Can machine learning models incorporating ESG factors be a good investment strategy? There is no significant crazy improvement of portfolios yielded by four machine learning models than S&P 500 index. Indeed, random forest and gradient boosting perform better than SVR and linear regression. However, random forest and gradient boosting still just ourperform S&P500 3 times out of 5 time periods, indicating a 60% success rate. As we can see from below, that random forest outperforms S&P500 by around 2% and gradient boosting outperforms S&P500 by around 1.4% across 5 quarter horizon. Can it be a good investment strategy? I personally would not throw my money in my models this time. :)
all_return.mean()
LR -0.061781 RF 0.021182 SVR -0.005432 GBDT 0.014248 Last Price -0.004680 dtype: float64
It can be said that any investment strategy derived from the four models is not so good: it does not capture crazy returns. This is because of arbitrage theory. For our study, the model is too easy compared to other models worked by top asset management firms who spend a great deal of time developed by a bunch of PH.D.. They do this for a living, and have already developed models capture the benefits that can be captured by our study's factors. This is why the adjusted R-squared of linear regression is 0.111 (we have tried to improve the R-squared: the original one is 0.001, a really astonishing number), and also why our investment strategy, for example the one derived from random forest only gives out 2% more return than S&P500. However, this project indeed let us know a lot more about quantitative finance, inspiring us to consider taking quantitative researcher as our career path.
Our research provides insight to companies how their performance on ESG activities may affect their market capitalization. Also, our research may serve as a caution for companies who are over-investing in ESG or invest in S-score too much to make their business models fall apart. It is increasingly important to find a balance point between over investing and simply neglecting ESG.
Also, we can see E-score and G-score are not significant. This might be due to a lot of people simply do not know what E-score and G-score are. Everybody is talking about ESG and no one really looks at, for example, SASB's ESG disclosure report to truly figure what ESG really is. One of the insight from this research is to let policy maker to be aware that it is important to let investors or even common people know what ESG really are what they mean for their own and their children's future.

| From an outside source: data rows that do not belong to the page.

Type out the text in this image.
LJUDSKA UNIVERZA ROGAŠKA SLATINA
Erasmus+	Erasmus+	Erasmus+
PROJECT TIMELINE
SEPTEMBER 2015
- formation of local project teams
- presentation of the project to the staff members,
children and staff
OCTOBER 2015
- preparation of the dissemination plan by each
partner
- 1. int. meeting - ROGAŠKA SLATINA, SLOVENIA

Moreover, for quantitative researchers, our study sheds light on that non-linear multifactor modelling on ESG may perform better on building investment strategy probably due to non-linear nature of ESG scores.
One of the future research direction we see is that there are different ESG rating agencies. This time, we only use Bloomberg ESG for our modelling part. However, there are many famous ESG rating agencies like MSCI, S&P Global, Sustainalytics, etc. These agencies all use different criteria and weighting methods to calcualte ESG scores. For example, Bloomberg dives into air quality, climate change, water, energy management, material waste, health and safety, audit risk, diversity, compensation, board structure and shareholder's rights into their framework (Bloomberg, 2023) while Refinitiv (2023) considers resource use, emissions, innovations, workforce, human rights, community, and product responsibility for social scores, and management, shareholders, and corporate social responsibility and controversity scores in their analysis. In this case, Bloomberg, unlike other agencies, do not incorporate innovation, product responsibility and things like that.
Thus, future research can be taken to incorporate ESG scores from other agencies into modelling to see whether they are effective in predicting stock returns. Another future research direction is to do it in other countries like China or Europe to see if their investors care about ESG.